Namun, negara-negara berkembang lainnya tidak seberuntung itu. Banyak negara Afrika memiliki masalah tata kelola dan terlilit utang – faktor-faktor yang menghambat minat investor global. Menurut UNCTAD, aliran FDI ke benua itu hanya mencapai $48 miliar tahun lalu.
Hal ini bisa berubah, karena Afrika merupakan rumah bagi mineral-mineral penting yang dibutuhkan untuk transisi hijau. Di tengah persaingan ketat negara-negara Barat dan Tiongkok untuk mengamankan pasokan, negara-negara Afrika memiliki peluang untuk bersaing satu sama lain dan mengamankan investasi – tidak hanya untuk mengekstraksi sumber daya tetapi juga untuk memproses bahan baku di dalam negeri, ujar Tim Pictures dari Boston Consulting Group.
India sedikit berbeda. Negara ini telah menarik beberapa investasi besar – terutama dari Foxconn, perusahaan Taiwan yang merakit sebagian besar produk Apple. Namun, menurut UNCTAD, FDI hanya akan mencapai 1,5% dari PDB pada tahun 2022, setelah turun 47% tahun lalu.
Salah satu kelemahan negara Asia Selatan ini adalah tarif yang tinggi, yang berarti produsen harus membayar lebih untuk komponen impor, sehingga membuat investor asing enggan menggunakan negara ini sebagai pusat ekspor. Kelemahan lainnya adalah sikap tidak bersahabat Tiongkok terhadap investasi menyusul bentrokan militer di perbatasan kedua negara, meskipun New Delhi telah menyatakan akan melonggarkan pembatasan investasi jika perbatasan tetap aman.
Calon presiden dari Partai Republik dan mantan Presiden AS Donald Trump mengunjungi lokasi kaukus di Horizon Event Center di Clive, Iowa, pada 15 Januari. (Sumber: Reuters) |
Dampak dari Tuan Trump?
Arus investasi akan berubah seiring pemerintah dan perusahaan terus merespons perubahan lanskap geopolitik. Namun, jika Trump memenangkan pemilihan presiden AS tahun ini, perubahan tersebut dapat semakin cepat.
Miliarder tersebut telah berjanji untuk mengenakan tarif sebesar 10% pada semua impor ke AS, mengambil tindakan yang sangat keras terhadap barang-barang dari China dengan mencabut status perdagangan negara yang paling disukai Washington.

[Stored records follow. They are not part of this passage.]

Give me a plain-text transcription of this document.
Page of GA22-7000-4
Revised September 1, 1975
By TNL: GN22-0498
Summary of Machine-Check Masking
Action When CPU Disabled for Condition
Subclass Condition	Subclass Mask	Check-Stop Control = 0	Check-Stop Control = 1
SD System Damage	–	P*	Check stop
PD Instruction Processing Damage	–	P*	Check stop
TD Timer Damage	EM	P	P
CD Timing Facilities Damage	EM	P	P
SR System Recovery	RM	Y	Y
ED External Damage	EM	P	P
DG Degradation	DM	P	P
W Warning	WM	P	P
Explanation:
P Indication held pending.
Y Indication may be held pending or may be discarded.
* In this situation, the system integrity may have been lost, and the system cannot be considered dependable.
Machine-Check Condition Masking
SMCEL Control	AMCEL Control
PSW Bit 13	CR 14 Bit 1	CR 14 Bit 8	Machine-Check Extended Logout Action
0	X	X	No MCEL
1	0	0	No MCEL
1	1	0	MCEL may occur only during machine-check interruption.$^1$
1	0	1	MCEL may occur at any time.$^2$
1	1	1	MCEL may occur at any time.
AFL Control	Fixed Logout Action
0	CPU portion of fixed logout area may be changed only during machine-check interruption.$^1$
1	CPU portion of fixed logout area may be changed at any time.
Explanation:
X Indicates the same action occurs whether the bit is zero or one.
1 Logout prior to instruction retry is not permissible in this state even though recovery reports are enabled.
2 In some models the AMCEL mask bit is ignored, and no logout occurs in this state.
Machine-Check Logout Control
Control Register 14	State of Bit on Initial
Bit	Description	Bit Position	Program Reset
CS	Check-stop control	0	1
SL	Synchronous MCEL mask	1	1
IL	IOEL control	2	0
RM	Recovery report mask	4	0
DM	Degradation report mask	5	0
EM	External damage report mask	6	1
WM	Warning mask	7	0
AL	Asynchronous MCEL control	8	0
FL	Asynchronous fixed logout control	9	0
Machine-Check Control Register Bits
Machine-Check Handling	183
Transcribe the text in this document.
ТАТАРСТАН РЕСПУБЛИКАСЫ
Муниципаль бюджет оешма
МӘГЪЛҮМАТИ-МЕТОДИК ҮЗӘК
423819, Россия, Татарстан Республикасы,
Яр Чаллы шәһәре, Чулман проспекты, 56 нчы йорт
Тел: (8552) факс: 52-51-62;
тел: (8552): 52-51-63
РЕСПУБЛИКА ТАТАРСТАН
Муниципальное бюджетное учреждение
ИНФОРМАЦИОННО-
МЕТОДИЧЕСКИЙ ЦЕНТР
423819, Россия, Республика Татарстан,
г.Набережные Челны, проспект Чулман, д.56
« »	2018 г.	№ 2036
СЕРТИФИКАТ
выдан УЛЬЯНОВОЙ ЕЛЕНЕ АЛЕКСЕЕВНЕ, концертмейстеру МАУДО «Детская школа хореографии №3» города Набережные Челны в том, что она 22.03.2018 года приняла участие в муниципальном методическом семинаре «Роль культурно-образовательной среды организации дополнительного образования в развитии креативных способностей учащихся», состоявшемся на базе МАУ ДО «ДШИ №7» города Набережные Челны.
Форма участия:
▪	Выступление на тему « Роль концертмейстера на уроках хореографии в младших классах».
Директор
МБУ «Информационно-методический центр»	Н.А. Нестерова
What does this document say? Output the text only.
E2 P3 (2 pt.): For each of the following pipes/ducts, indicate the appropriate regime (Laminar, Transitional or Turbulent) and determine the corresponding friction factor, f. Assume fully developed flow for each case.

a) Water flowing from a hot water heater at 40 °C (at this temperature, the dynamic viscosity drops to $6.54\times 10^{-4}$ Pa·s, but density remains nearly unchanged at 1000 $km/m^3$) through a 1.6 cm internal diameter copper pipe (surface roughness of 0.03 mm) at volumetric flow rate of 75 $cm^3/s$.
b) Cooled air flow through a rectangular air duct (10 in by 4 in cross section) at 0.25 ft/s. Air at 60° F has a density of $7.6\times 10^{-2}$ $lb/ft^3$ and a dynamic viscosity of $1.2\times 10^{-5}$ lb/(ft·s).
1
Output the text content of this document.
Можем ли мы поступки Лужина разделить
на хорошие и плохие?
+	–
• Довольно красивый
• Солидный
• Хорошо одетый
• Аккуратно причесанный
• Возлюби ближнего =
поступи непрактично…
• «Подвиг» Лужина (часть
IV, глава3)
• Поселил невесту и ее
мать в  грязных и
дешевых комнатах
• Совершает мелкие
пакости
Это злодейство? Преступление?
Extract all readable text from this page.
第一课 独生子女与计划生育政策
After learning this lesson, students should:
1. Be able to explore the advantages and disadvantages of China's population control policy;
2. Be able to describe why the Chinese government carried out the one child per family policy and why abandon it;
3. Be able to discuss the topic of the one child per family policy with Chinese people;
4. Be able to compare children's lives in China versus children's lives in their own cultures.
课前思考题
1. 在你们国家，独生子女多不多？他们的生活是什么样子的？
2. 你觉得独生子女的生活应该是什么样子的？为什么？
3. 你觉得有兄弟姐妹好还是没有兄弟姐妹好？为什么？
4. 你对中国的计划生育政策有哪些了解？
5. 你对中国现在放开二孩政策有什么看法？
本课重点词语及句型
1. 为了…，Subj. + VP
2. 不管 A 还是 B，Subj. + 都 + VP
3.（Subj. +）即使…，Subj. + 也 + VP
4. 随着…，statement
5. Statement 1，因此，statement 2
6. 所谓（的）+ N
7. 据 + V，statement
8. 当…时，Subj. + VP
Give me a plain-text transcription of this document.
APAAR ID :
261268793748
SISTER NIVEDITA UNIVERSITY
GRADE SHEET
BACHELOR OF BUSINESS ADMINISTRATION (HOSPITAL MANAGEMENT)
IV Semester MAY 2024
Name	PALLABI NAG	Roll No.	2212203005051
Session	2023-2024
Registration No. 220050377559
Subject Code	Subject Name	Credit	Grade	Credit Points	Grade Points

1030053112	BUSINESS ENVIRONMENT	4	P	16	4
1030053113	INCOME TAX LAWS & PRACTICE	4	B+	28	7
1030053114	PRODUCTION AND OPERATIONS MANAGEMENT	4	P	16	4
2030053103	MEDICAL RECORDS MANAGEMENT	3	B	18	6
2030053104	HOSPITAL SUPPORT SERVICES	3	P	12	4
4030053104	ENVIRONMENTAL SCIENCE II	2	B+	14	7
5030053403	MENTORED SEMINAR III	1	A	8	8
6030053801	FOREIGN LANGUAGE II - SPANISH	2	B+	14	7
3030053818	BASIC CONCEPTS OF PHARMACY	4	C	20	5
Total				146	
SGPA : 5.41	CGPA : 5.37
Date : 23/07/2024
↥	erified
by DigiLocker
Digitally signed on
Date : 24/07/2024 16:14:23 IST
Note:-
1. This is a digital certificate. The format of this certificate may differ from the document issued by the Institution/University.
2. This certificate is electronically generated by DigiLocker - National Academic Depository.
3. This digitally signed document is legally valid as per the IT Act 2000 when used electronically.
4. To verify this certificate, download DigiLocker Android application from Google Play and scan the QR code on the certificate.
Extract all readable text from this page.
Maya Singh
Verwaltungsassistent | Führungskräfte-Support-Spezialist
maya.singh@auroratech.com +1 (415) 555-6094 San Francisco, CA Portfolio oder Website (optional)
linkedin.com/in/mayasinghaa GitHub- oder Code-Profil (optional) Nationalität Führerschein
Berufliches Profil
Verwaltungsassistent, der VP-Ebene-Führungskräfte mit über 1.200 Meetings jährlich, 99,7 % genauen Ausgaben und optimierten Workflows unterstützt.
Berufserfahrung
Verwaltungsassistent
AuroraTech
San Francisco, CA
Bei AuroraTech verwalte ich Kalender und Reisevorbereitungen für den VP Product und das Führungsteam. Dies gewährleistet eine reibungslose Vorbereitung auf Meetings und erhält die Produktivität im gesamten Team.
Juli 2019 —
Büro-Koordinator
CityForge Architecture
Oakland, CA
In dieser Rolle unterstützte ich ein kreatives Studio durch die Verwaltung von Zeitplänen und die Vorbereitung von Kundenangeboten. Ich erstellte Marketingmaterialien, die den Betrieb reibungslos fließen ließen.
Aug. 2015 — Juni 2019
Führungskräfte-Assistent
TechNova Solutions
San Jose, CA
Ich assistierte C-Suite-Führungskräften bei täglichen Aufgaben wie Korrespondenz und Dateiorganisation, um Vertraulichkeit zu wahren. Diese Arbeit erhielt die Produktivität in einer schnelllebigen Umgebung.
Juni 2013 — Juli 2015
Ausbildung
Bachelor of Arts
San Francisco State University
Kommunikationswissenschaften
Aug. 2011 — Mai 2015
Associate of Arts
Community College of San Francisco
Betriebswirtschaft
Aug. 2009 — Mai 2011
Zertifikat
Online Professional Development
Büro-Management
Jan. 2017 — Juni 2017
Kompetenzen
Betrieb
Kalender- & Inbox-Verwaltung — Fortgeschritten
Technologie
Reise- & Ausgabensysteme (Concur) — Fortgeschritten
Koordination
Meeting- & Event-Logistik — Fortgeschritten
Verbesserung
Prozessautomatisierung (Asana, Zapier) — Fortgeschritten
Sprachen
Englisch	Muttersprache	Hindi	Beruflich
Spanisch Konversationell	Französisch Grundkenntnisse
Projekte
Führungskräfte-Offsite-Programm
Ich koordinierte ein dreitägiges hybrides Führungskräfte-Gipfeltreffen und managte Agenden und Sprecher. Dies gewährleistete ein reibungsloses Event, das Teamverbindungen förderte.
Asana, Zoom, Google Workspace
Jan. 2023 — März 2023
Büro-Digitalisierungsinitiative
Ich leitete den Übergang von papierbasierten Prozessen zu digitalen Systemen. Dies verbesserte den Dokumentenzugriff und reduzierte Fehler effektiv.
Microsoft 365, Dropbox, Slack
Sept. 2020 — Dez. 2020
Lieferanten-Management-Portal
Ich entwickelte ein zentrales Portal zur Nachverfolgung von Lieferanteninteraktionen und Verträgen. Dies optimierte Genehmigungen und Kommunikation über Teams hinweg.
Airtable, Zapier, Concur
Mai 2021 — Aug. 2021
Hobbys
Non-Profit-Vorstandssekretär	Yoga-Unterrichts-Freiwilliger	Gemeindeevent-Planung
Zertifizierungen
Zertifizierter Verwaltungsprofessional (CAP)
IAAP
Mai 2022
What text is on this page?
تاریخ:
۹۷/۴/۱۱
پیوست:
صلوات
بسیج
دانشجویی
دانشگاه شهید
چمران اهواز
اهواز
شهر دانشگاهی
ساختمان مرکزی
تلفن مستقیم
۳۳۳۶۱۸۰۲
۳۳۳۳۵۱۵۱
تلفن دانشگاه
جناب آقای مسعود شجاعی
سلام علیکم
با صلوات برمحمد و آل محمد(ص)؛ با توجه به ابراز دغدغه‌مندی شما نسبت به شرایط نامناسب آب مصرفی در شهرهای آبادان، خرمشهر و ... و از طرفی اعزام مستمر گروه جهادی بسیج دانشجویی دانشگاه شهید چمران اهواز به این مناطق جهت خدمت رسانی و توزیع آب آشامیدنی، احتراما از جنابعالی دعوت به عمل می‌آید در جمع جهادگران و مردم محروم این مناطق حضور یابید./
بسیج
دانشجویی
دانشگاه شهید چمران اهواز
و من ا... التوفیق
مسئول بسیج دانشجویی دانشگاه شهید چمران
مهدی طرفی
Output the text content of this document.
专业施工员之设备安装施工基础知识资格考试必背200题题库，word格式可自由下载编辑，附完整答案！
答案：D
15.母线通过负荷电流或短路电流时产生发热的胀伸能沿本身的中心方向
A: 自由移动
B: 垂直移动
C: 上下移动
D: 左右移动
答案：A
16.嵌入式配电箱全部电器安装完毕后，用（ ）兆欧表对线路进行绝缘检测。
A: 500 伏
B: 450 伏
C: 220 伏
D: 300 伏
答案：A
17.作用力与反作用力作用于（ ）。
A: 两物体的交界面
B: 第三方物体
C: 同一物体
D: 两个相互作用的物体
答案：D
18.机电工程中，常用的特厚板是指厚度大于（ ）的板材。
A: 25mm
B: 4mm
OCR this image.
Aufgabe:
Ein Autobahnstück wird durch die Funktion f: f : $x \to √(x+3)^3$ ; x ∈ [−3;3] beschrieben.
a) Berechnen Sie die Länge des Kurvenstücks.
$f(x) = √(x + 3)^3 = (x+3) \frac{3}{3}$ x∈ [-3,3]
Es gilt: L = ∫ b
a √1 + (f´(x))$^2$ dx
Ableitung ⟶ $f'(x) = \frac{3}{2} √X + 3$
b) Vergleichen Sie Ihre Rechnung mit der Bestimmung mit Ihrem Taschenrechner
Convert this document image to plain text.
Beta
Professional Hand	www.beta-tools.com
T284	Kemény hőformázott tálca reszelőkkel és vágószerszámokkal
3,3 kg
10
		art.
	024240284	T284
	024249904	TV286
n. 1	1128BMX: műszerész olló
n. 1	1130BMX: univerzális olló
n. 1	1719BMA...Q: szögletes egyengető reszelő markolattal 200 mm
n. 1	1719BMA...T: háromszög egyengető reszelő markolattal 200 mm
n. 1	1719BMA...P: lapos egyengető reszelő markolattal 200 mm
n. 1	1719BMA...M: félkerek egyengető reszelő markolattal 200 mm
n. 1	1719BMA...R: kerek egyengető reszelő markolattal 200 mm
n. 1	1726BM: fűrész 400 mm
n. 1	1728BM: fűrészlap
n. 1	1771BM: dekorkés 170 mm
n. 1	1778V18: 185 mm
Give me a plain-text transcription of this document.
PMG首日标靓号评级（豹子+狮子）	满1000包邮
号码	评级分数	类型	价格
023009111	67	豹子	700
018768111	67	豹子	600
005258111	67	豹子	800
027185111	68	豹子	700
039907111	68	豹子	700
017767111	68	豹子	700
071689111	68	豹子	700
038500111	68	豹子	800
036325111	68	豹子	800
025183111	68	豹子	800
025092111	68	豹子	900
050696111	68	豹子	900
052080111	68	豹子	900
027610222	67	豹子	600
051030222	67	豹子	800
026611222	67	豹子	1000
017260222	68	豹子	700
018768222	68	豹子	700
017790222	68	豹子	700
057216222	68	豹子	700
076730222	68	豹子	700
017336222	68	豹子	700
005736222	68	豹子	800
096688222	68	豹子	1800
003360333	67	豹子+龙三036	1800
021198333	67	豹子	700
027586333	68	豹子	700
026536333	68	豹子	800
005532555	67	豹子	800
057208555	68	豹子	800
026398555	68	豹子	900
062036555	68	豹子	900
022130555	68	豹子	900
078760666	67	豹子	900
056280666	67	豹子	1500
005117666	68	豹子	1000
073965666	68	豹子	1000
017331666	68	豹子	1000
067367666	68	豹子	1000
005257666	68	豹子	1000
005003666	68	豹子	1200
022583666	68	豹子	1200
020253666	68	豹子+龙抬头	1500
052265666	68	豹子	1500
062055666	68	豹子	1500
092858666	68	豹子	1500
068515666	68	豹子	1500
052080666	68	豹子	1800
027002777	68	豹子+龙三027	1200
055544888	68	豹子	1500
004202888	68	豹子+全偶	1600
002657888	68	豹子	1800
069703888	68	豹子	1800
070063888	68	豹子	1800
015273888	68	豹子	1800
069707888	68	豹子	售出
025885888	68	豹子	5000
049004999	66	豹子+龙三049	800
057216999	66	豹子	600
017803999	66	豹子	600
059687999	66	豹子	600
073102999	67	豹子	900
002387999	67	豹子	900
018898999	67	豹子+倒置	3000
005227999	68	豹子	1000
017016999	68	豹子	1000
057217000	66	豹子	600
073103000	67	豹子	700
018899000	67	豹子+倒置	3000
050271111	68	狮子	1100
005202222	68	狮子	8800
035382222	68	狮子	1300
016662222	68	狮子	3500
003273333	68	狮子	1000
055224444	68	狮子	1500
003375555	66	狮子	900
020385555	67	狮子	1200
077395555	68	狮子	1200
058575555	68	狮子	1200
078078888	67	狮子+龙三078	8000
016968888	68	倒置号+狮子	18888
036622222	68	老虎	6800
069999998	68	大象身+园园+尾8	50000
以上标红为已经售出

Masih belum jelas apa yang akan dilakukan Trump jika ia kembali menjadi presiden AS. Namun, jika ia merusak perdagangan global, investasi global bisa terpukul sama parahnya. Bahkan beberapa negara yang telah diuntungkan oleh tren terkini pun bisa terdampak oleh kebangkitan proteksionisme.
Terlepas dari apa pun yang terjadi dalam pemilu AS, pertimbangan politik semakin memengaruhi keputusan investasi di seluruh dunia. Jika hal ini mendistorsi logika perdagangan, hal ini menjadi alasan lain untuk pesimis terhadap pertumbuhan global.